AMD Lifts NDA On Bulldozer CPU, Benchmarks Not Impressive

AMD (NYSE:AMD) lifted their NDA today that they had on various media-outlets for benchmarking of the code-named Bulldozer, AM3+ socket processor.

This processor was AMD’s most hyped processor-to-date and the release was held back enough where it kinda edged on a Duke Nukem Forever release schedule (a software title that was seemingly in development, indefinitely).

Turns out AMD was probably best off not releasing the thing at all, if you are an enthusiast.

Problem is, AMD spent well over 1,000 days developing the processor only to have it complete some benchmark trials in the hands of reviewers noticeably behind their Phenom II processors.  AMD marketed the Bulldozer as having “8 processor cores” and it’s lagging behind their former 6-core processors and behind competing products from Intel.
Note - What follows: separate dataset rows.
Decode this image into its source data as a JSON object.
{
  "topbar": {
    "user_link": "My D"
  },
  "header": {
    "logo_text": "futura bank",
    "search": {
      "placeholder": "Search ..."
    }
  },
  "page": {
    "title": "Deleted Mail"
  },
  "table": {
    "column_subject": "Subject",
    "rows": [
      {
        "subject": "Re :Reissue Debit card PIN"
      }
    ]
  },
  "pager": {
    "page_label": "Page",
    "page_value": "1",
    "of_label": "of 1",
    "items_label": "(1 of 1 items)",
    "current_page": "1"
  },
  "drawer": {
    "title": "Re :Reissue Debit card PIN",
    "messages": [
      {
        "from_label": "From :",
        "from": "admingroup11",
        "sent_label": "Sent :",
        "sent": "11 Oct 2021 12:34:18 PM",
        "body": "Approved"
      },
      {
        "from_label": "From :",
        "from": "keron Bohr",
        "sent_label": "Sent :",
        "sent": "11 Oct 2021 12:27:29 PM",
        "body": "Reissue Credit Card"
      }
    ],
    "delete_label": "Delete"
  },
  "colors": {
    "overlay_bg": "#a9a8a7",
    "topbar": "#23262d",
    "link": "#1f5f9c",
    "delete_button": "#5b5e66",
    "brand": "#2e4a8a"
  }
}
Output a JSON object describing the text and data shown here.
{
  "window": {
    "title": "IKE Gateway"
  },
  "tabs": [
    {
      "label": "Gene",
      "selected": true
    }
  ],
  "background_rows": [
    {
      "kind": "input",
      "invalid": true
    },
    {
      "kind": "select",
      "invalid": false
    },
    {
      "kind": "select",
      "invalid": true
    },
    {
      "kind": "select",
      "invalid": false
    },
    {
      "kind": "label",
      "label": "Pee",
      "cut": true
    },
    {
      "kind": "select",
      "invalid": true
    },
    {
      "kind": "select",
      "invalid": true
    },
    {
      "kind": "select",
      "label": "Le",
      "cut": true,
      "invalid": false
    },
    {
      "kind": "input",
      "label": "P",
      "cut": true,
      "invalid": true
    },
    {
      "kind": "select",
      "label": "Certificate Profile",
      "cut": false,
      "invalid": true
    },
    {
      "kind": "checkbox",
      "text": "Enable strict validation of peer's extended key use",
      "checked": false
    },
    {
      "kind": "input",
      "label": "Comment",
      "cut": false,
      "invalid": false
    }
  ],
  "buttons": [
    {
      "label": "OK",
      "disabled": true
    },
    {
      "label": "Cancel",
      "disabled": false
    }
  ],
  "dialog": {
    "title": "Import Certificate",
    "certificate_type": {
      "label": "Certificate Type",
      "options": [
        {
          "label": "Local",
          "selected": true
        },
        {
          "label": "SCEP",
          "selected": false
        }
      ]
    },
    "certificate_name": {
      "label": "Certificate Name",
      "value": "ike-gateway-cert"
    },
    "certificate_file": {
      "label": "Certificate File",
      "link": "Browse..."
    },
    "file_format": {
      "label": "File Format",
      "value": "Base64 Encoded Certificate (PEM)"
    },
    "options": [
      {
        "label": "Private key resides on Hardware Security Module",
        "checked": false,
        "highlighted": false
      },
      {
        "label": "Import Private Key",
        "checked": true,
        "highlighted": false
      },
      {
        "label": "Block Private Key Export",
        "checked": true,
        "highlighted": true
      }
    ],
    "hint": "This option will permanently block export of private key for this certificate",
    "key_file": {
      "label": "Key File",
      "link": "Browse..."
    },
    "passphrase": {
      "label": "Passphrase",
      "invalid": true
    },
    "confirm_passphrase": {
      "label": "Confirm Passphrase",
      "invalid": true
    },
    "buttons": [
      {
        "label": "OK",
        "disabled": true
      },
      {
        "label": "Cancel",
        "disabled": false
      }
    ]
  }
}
Bulldozer deviates from a traditional processor architecture in regard to ‘cores,’ instead engineers at AMD call what Bulldozer has ‘modules.’  Each module has two integer processing units with a shared floating point unit.  Marketing being what it is naturally will try to put the best spin that they possibly can, so they count the integer units as ‘cores’ when traditional sense demands it be called 4 cores.  The end result is that you have 8 integer units and 4 floating point units, rather than having an equal amount of integer and floating point units per-core.

Just past midnight, reviewers were no longer shackled to the NDA they had agreed to and reviews began to hit the Internet from well over a dozen media outlets.  In the days before, benchmarks had been released that were not officially sanctioned by AMD, notably by some media outlets overseas.  Many enthusiasts gathering on internet messaging forums patiently awaited ‘official’ benchmark statistics, and hopeful that the overall negative benchmarking results shown on some of these ‘rogue’ sites were wrong.

The official benchmarks hit the Internet today, and turns out some of those rogue sites have been validated as legit overall.

Here are a few links for your review to reputable media outlets with benchmarks (not affiliated with TickerReport.com):

There is no denying it, the Bulldozer leaves much to be desired.  The processor is AMD’s crown jewel and brings back memories of Intel’s initial Pentium 4 series that was disastrous.

I thought for sure that AMD’s stock would nose dive today, but it has not happened.  In fact, AMD continues to be on a bullish run after hitting a 52-week low just six trading days ago.  Probably a good thing that most investors are not enthusiasts because if they realized what has happened within the past 24 hours they might very well get cold feet.

The technology looks solid, perhaps in due time it will mature and AMD will iron out (any potential) bugs.  For now, there is possibly laughter somewhere in Intel HQ and probably even their engineers are wondering what went wrong in Austin, Texas.

The market needs a competitive AMD to keep Intel honest on price and product.  At the end of the day nobody can fault AMD for not being innovative, in this case, they possibly took innovation to another level and forgot where they came from.  The good news is that they have a finished product, and it’s just sitting there waiting to be tweaked.  AMD’s next release, code-named ‘Piledriver,’ hopefully incorporates desired performance enhancements.